Angat Buhay is the crystallization of our commitment, to bring the concerns of those in the margins of society at the forefront of nation building. The Office of the Vice President traditionally is mostly filled with ceremonial duties, receiving foreign dignitaries, representing the country in some events, etcetera. But I do not see myself doing these for six long years.
You see, I was also exposed to a culture of service early in my life because of the teachings in my family and also in Universidad de Santa Isabel, where I studied. This was perhaps what drove me to be a lawyer for the poor, serving where the need is greatest, even if it meant walking long distances on foot, tricycle, or bancas. Even if it meant sleeping on boats or makeshift huts.
So when I assumed office, the first thing we did was reinvent our office to make it more advocacy-heavy. We immediately set to work. Our search for meaningful transformations brought us to places like Agutaya, a far-flung, 5th class community in Northern Palawan with a 12,000 population. You have to take a ten-hour grueling boat ride from Coron just to reach its shores. Agutaya has no electricity, and access to safe, potable water is still a problem.
During the height of Typhoon Yolanda, their only school building was destroyed – leaving many children with not enough classrooms to use, even up to this day.
When my team and I went to Agutaya two months ago, some of the locals were on the verge of tears. We were told later on that it was the first time that a national government official visited their area.
While walking around, we noticed that the Grade 5 students were as small as the Grade 1 students. Those children were stunted and would never get better. Stunting is an irreversible condition. We left Agutaya with broken hearts, but we went home with determined spirits. We promised ourselves that we will be back with help.

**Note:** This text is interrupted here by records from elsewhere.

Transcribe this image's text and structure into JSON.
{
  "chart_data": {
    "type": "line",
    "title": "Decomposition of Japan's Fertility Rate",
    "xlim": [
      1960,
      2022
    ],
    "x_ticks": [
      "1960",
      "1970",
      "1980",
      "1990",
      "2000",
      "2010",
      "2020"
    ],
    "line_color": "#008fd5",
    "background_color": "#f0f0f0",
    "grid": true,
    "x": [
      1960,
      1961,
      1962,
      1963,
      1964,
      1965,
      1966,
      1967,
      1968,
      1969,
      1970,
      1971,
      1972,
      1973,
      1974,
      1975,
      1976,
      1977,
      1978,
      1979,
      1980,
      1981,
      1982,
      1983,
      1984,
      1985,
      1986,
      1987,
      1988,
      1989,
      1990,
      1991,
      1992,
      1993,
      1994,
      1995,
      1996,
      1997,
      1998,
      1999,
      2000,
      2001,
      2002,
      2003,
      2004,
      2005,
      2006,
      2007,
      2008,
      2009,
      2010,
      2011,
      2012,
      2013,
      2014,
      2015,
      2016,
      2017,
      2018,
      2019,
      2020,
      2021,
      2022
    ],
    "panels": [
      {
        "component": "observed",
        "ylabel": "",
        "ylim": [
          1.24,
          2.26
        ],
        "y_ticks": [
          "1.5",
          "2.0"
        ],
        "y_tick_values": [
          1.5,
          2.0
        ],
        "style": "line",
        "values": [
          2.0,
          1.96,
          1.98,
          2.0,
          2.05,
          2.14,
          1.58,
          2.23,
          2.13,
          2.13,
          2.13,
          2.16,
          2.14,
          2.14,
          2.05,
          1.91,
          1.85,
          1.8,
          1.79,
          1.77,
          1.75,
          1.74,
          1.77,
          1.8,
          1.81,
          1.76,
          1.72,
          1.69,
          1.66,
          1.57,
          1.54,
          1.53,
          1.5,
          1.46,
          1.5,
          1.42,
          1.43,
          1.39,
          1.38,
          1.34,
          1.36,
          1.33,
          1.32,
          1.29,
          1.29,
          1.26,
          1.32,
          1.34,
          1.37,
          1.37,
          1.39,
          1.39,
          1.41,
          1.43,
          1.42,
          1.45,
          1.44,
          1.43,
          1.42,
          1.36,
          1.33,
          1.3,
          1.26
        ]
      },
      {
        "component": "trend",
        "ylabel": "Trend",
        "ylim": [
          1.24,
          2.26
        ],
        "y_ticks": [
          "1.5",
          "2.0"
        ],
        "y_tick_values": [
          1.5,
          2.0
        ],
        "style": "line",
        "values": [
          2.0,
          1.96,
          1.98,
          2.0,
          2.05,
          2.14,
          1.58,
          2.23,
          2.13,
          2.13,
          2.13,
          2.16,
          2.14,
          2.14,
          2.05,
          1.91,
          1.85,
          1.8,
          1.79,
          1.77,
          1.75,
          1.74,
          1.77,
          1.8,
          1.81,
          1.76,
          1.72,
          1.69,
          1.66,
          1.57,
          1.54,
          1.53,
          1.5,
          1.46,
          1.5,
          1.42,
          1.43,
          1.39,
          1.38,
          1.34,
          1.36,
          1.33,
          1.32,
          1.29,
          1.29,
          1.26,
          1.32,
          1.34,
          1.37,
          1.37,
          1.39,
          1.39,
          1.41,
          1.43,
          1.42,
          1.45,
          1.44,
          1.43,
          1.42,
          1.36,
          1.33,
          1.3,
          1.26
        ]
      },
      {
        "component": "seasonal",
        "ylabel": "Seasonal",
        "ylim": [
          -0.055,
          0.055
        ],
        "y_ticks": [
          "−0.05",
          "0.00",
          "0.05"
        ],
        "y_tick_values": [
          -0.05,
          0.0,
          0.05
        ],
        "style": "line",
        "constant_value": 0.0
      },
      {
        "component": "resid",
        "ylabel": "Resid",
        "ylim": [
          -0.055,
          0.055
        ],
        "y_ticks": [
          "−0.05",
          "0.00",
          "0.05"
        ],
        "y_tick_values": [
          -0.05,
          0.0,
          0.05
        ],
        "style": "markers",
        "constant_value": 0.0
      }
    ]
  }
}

There are many more places like Agutaya and some of them are right here around us, here in Mindanao. Alam po ninyo, this land and its people are dear to me and Jesse. As a lawyer for the poor for several decades, I’ve done much work helping Sumilao farmers get their land. And Jesse, through his work in Synergeia Foundation as well as his stint in DILG, has been in many corners of Mindanao training Mayors, school administrators, and many others in good governance. We both believe that the progress of Mindanao is critical to our success as a nation.
With our partnership with Xavier University, we can reach more Agutayas here in Mindanao.
But more importantly, we will have more citizens involved in the work of transformative change where it matters most.
And the best citizens to partner with are Xavierians, who share with us this culture of excellence and selfless service.
Thank you from the deepest parts of my heart.
For all that you do, and for all that you are.